By Ros Krasny
LAS VEGAS (Reuters) - Under fire from fellow Republicans to be more visible in swing states to help his shaky campaign, Mitt Romney will have to pull himself away from a major drag on his time: fundraising events.
Presidential hopeful Romney's new strategy to sometimes hold three campaign events a day in the key states that will likely decide the November 6 election has yet to kick in.
Instead, on Friday he flew across the country to hold just one rally in Las Vegas, but also to attend a fundraiser with wealthy donors at the Red Rock Casino Resort and another one near San Francisco.
"President Obama says he can't fix Washington. I can. I will lead. I will get the job done," he told the Las Vegas audience of financial backers and casino bigwigs.
Among the supporters was Sheldon Adelson, the billionaire owner of The Venetian Resort. Romney teased him in his remarks. "I don't know how it is that Sheldon Adelson got in the front row," he quipped.
Romney needs to keep his donors sweet after President Barack Obama and his allies scored a financial victory in August over the Republicans.
Romney's "Super PAC" - Restore Our Future - plowed through $21.2 million as its fundraising declined for the second month, leaving it with just $6.3 million in cash on hand and raising questions about how much of an ad-buying force it will be in the home stretch.
Adelson and his wife gave $10 million to the Super PAC in June but it is not known whether he and Romney discussed further funding on Friday. The two men were photographed shaking hands after the Red Rock event.
Also in Nevada, Romney held a rally where he spoke for about 20 minutes to several thousand supporters at the campus of the University of Nevada, Las Vegas.
The Republican touched on proposals to help the still-struggling housing market. Nevada, a swing state where polls show a tight presidential race, was one of the epicenters of the housing bust that helped trigger the 2007-2009 U.S. recession.
Romney said the government should move aggressively to sell hundreds of thousands of foreclosed houses it has on its books.
He then flew to his other donor event, at a historic mansion in Hillsborough, a wealthy community outside of San Francisco. Among those in attendance was George Shultz, U.S. Secretary of State under President Ronald Reagan.

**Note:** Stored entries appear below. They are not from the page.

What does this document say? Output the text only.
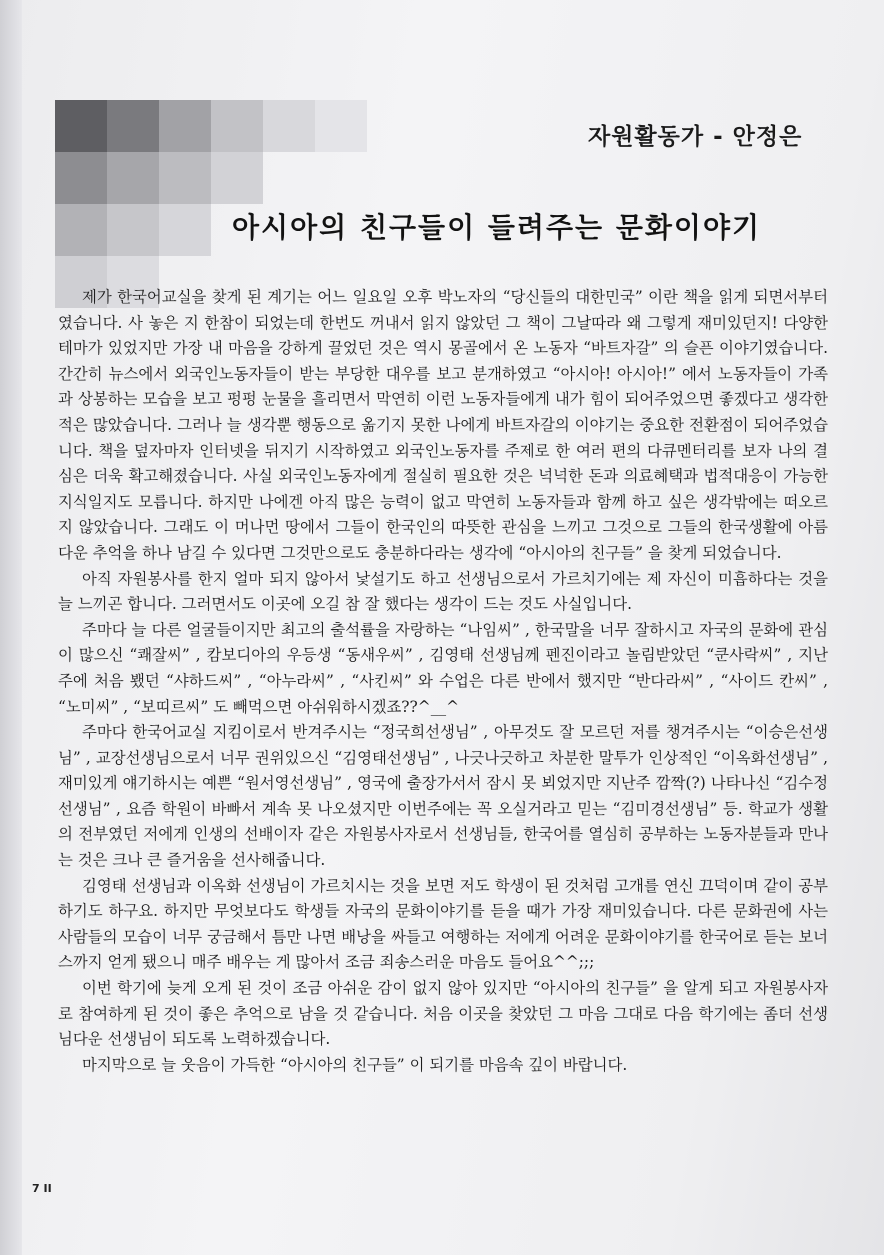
자원활동가 - 안정은
아시아의 친구들이 들려주는 문화이야기

제가 한국어교실을 찾게 된 계기는 어느 일요일 오후 박노자의 “당신들의 대한민국” 이란 책을 읽게 되면서부터 였습니다. 사 놓은 지 한참이 되었는데 한번도 꺼내서 읽지 않았던 그 책이 그날따라 왜 그렇게 재미있던지! 다양한 테마가 있었지만 가장 내 마음을 강하게 끌었던 것은 역시 몽골에서 온 노동자 “바트자갈” 의 슬픈 이야기였습니다. 간간히 뉴스에서 외국인노동자들이 받는 부당한 대우를 보고 분개하였고 “아시아! 아시아!” 에서 노동자들이 가족과 상봉하는 모습을 보고 펑펑 눈물을 흘리면서 막연히 이런 노동자들에게 내가 힘이 되어주었으면 좋겠다고 생각한 적은 많았습니다. 그러나 늘 생각뿐 행동으로 옮기지 못한 나에게 바트자갈의 이야기는 중요한 전환점이 되어주었습니다. 책을 덮자마자 인터넷을 뒤지기 시작하였고 외국인노동자를 주제로 한 여러 편의 다큐멘터리를 보자 나의 결심은 더욱 확고해졌습니다. 사실 외국인노동자에게 절실히 필요한 것은 넉넉한 돈과 의료혜택과 법적대응이 가능한 지식일지도 모릅니다. 하지만 나에겐 아직 많은 능력이 없고 막연히 노동자들과 함께 하고 싶은 생각밖에는 떠오르지 않았습니다. 그래도 이 머나먼 땅에서 그들이 한국인의 따뜻한 관심을 느끼고 그것으로 그들의 한국생활에 아름다운 추억을 하나 남길 수 있다면 그것만으로도 충분하다라는 생각에 “아시아의 친구들” 을 찾게 되었습니다.

아직 자원봉사를 한지 얼마 되지 않아서 낯설기도 하고 선생님으로서 가르치기에는 제 자신이 미흡하다는 것을 늘 느끼곤 합니다. 그러면서도 이곳에 오길 참 잘 했다는 생각이 드는 것도 사실입니다.

주마다 늘 다른 얼굴들이지만 최고의 출석률을 자랑하는 “나임씨” , 한국말을 너무 잘하시고 자국의 문화에 관심이 많으신 “쾌잘씨” , 캄보디아의 우등생 “동새우씨” , 김영태 선생님께 펜진이라고 놀림받았던 “쿤사락씨” , 지난 주에 처음 뵀던 “샤하드씨” , “아누라씨” , “사킨씨” 와 수업은 다른 반에서 했지만 “반다라씨” , “사이드 칸씨” , “노미씨” , “보띠르씨” 도 빼먹으면 아쉬워하시겠죠??^__^

주마다 한국어교실 지킴이로서 반겨주시는 “정국희선생님” , 아무것도 잘 모르던 저를 챙겨주시는 “이승은선생님” , 교장선생님으로서 너무 권위있으신 “김영태선생님” , 나긋나긋하고 차분한 말투가 인상적인 “이옥화선생님” , 재미있게 얘기하시는 예쁜 “원서영선생님” , 영국에 출장가서서 잠시 못 뵈었지만 지난주 깜짝(?) 나타나신 “김수정선생님” , 요즘 학원이 바빠서 계속 못 나오셨지만 이번주에는 꼭 오실거라고 믿는 “김미경선생님” 등. 학교가 생활의 전부였던 저에게 인생의 선배이자 같은 자원봉사자로서 선생님들, 한국어를 열심히 공부하는 노동자분들과 만나는 것은 크나 큰 즐거움을 선사해줍니다.

김영태 선생님과 이옥화 선생님이 가르치시는 것을 보면 저도 학생이 된 것처럼 고개를 연신 끄덕이며 같이 공부하기도 하구요. 하지만 무엇보다도 학생들 자국의 문화이야기를 듣을 때가 가장 재미있습니다. 다른 문화권에 사는 사람들의 모습이 너무 궁금해서 틈만 나면 배낭을 싸들고 여행하는 저에게 어려운 문화이야기를 한국어로 듣는 보너스까지 얻게 됐으니 매주 배우는 게 많아서 조금 죄송스러운 마음도 들어요^^;;;

이번 학기에 늦게 오게 된 것이 조금 아쉬운 감이 없지 않아 있지만 “아시아의 친구들” 을 알게 되고 자원봉사자로 참여하게 된 것이 좋은 추억으로 남을 것 같습니다. 처음 이곳을 찾았던 그 마음 그대로 다음 학기에는 좀더 선생님다운 선생님이 되도록 노력하겠습니다.

마지막으로 늘 웃음이 가득한 “아시아의 친구들” 이 되기를 마음속 깊이 바랍니다.

7 II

Romney, who lags narrowly in national polls but by notable margins in battleground states such as Ohio, has mostly stayed away from big swing-state campaign events in the past week.
He has spent time raising money in California, a sure Democratic win in November, and Texas, which is safely Republican. He also visited Georgia and Utah, both Republican-leaning red states, for fundraisers.
"Romney doesn't seem to be out there campaigning enough," Peggy Noonan, former speechwriter for Reagan, wrote in The Wall Street Journal.
The former Massachusetts governor seems "always be disappearing into fundraisers and not having enough big public events."
The number of voters reached by retail campaigning - shaking hands at a state fair, or speaking at a rally - pales next to those that a campaign can appeal to through the kind of intensive television advertising that funds raised from wealthy donors can buy.
But at a time when most swing-state voters have seen hundreds of ads, a local event that might top the evening news is good publicity for a candidate that money cannot buy.
Romney has no public events planned for Saturday, which he will spend in Los Angeles and San Diego, where he has a home. On Sunday, he will hold an evening campaign rally in Denver.
Next week will see him spend more time in front of voters.
He goes on a bus tour of Ohio on Tuesday and Wednesday and will team up there with running mate Paul Ryan.
Apart from being a time sink, fundraisers also hold dangers for Romney. He was speaking candidly to donors at a luxury home in Boca Raton, Florida, in May when he made comments about Obama's supporters becoming reliant on federal aid. Those remarks made behind closed doors surfaced in a video this week and caused a firestorm of criticism.